The Department of Defense announced seven separate defense contracts Thursday, worth either $293.1 million in total, or much, much more -- depending on how one looks at it.
Boeing Co BA took home two of the contracts on offer, including:
- A $51.2 million cost, plus an award-fee contract to support intercontinental ballistic missile (ICBM) guidance subsystems for the U.S. Air Force through Feb. 1, 2023.
- A $12 million sole-source, firm-fixed-price contract to supply the U.S. Navy with aircraft horizontal stabilizer units through January 2018.
Great Lakes Dredge & Dock Corporation GLDD won a single, $23.4 million firm-fixed-price contract to perform stabilization services for the U.S. Army Corps of Engineers.

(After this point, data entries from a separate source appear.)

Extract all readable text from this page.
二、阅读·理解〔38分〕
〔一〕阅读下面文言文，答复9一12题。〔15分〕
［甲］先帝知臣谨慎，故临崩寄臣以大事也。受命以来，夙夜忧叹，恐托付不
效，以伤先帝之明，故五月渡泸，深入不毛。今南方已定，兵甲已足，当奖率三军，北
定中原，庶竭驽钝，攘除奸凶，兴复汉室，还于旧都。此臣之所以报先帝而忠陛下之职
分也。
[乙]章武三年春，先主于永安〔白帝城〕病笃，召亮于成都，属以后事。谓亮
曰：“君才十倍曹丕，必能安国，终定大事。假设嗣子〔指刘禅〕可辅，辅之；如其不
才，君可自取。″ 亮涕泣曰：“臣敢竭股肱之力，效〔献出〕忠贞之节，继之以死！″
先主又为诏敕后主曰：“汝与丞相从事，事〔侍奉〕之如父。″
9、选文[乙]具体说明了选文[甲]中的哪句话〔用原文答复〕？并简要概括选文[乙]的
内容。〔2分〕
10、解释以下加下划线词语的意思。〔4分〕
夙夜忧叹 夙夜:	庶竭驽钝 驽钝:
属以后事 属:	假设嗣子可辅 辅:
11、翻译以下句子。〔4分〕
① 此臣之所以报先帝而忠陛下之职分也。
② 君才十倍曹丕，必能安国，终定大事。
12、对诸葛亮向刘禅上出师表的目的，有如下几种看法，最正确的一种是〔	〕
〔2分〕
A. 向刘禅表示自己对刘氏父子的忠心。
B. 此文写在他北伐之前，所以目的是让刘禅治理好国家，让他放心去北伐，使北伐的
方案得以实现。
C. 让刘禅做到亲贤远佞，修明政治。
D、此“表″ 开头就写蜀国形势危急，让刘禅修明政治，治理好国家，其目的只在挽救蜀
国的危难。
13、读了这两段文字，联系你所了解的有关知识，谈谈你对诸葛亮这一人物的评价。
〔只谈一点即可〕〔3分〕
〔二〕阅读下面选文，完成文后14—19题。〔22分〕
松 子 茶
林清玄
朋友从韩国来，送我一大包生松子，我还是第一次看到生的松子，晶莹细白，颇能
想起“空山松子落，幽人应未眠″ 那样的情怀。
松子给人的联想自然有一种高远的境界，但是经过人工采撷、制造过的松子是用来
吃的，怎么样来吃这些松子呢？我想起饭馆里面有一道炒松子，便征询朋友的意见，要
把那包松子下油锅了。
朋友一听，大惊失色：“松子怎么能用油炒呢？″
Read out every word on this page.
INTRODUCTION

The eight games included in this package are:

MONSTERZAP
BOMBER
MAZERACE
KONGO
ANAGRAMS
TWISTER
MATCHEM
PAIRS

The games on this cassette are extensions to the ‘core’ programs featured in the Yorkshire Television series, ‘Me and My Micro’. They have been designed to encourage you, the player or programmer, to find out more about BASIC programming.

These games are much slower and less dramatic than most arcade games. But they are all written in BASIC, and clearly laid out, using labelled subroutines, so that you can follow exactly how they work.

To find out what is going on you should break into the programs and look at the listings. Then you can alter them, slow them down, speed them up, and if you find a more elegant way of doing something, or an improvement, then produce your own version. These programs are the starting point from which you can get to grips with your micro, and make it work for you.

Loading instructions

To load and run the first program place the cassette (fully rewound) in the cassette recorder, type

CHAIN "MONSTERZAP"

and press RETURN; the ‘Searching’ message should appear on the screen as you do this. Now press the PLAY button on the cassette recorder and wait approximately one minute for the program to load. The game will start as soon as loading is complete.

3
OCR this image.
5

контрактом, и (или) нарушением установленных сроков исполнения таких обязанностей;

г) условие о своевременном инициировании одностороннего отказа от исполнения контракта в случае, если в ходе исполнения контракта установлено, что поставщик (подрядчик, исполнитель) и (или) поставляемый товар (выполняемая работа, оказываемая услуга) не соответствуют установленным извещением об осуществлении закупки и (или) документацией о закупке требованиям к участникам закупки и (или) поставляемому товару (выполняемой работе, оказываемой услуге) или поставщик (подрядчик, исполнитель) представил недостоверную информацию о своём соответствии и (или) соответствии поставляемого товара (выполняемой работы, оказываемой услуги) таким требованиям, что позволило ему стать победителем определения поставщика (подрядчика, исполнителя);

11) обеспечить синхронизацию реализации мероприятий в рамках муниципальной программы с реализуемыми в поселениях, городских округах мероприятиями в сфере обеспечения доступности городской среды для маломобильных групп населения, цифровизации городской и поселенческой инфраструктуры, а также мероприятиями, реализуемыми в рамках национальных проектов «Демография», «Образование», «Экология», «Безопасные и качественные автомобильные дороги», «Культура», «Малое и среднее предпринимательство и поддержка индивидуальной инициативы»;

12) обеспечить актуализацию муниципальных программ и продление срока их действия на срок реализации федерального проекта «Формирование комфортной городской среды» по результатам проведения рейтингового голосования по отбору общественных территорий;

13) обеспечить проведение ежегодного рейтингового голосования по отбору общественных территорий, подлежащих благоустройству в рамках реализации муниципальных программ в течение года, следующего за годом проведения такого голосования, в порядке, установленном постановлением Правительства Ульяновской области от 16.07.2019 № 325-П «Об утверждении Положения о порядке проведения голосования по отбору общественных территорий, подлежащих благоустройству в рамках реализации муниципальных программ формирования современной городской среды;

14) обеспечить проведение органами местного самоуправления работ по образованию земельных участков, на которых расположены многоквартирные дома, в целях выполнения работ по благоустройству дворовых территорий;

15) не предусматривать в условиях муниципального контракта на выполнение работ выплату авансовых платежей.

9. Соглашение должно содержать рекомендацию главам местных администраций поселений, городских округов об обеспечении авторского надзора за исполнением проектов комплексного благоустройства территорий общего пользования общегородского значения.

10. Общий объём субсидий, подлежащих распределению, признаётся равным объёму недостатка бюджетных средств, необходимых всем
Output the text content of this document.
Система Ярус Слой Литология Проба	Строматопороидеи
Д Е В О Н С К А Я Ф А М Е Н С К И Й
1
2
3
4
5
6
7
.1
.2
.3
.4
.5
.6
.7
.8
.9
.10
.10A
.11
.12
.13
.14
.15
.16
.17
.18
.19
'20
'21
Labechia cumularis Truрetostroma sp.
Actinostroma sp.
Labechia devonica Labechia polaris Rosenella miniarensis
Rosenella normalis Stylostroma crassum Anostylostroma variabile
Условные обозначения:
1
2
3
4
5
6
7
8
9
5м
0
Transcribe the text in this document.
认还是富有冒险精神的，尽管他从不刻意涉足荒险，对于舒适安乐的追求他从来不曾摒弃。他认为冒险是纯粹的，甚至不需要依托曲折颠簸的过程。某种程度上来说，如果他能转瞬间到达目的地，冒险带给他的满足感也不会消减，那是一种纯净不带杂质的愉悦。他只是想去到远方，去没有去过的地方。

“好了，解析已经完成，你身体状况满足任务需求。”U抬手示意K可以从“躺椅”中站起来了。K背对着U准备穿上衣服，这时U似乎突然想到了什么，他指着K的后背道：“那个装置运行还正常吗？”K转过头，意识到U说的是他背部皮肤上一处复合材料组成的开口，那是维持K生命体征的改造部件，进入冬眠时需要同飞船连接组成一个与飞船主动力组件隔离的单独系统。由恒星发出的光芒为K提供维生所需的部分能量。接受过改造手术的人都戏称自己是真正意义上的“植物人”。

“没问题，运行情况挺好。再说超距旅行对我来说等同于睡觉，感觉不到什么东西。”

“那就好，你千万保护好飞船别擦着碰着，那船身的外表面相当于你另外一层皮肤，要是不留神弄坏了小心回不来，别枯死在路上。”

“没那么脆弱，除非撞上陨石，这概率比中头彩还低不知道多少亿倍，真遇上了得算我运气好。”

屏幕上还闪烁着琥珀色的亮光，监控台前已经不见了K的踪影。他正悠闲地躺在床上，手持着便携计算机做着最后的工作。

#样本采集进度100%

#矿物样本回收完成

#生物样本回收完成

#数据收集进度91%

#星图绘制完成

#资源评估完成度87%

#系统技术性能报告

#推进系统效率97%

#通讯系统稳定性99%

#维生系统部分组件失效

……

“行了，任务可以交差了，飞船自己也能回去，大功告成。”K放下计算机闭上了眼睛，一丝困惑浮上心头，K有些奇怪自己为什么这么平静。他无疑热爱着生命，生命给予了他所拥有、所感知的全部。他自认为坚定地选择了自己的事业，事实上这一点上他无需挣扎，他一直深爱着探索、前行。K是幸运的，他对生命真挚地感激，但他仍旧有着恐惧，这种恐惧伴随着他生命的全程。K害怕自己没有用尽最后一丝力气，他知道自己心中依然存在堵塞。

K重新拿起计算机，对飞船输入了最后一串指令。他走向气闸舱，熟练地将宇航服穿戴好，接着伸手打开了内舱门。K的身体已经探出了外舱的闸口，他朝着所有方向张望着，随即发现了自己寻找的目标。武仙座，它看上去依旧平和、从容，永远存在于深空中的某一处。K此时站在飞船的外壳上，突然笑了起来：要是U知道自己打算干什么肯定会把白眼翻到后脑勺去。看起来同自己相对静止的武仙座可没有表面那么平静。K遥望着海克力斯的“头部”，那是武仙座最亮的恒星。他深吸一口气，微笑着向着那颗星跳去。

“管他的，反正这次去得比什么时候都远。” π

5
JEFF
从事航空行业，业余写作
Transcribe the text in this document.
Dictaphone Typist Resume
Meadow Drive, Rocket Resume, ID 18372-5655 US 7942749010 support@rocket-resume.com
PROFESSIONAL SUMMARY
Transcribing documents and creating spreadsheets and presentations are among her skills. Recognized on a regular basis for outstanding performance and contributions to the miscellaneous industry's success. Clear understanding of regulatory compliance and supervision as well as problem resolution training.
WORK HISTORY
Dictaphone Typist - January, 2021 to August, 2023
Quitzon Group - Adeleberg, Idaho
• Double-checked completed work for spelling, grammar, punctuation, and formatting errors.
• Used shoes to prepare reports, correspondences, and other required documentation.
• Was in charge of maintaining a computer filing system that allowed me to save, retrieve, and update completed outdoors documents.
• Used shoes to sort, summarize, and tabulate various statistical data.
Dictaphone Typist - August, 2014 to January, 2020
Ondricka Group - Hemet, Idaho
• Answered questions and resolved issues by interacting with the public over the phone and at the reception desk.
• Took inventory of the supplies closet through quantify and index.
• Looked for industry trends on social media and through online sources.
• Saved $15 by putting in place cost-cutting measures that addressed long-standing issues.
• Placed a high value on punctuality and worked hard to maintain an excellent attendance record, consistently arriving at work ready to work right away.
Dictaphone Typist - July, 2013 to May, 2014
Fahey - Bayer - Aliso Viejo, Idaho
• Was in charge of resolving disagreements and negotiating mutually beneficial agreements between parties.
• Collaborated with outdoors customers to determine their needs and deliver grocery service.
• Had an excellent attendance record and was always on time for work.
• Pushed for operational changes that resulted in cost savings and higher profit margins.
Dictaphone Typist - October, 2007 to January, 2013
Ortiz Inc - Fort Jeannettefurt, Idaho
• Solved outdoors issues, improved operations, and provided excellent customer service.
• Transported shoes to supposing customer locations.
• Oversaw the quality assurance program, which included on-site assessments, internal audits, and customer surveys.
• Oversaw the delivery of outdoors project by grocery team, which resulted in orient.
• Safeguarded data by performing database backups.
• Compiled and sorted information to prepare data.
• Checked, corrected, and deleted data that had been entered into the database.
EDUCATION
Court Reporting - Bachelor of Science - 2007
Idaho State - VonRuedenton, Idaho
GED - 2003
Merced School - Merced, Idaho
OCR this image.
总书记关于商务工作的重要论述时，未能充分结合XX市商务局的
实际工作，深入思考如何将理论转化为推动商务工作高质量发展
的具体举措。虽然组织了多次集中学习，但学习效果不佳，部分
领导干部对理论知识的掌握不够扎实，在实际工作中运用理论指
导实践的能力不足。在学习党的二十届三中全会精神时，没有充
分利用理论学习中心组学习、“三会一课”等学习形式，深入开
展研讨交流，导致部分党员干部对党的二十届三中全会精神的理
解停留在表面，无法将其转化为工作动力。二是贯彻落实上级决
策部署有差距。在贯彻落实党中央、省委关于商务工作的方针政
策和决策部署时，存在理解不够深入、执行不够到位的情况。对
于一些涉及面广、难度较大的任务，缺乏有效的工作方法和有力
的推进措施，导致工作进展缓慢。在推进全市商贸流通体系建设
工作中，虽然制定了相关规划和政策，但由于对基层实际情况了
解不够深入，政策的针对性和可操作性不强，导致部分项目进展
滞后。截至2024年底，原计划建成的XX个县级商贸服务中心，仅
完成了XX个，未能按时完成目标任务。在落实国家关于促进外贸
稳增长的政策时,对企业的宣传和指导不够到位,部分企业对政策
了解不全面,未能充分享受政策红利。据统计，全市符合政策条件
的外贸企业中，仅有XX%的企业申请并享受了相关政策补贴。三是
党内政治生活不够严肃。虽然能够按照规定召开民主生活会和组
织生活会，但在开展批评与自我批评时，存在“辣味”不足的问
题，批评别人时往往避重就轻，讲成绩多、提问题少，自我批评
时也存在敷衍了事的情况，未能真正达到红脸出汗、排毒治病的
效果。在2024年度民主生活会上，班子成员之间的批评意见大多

This contract will run through April 15, 2015.
The really big contract of the day, however, concerned the Navy's Consolidated Afloat Networks and Enterprise Services (CANES), a massive, $2.5 billion endeavor to modernize communications networks across the U.S. Navy by August 2022.
Five firms, including including publicly traded General Dynamics Corporation GD, Northrop Grumman Corporation NOC and BAE Systems PLC (ADR) BAESY, are already approved to bid on work under the project.
On Thursday, the Navy added to more: CGI Federal, which according to S&P Capital IQ is a subsidiary of Canada's CGI Group Inc. GIB, and also DRS Laurel Technologies, a subsidiary of Italy's Finmeccanica FINMY.
No new funds were added to the CANES contract value in conjunction with this announcement.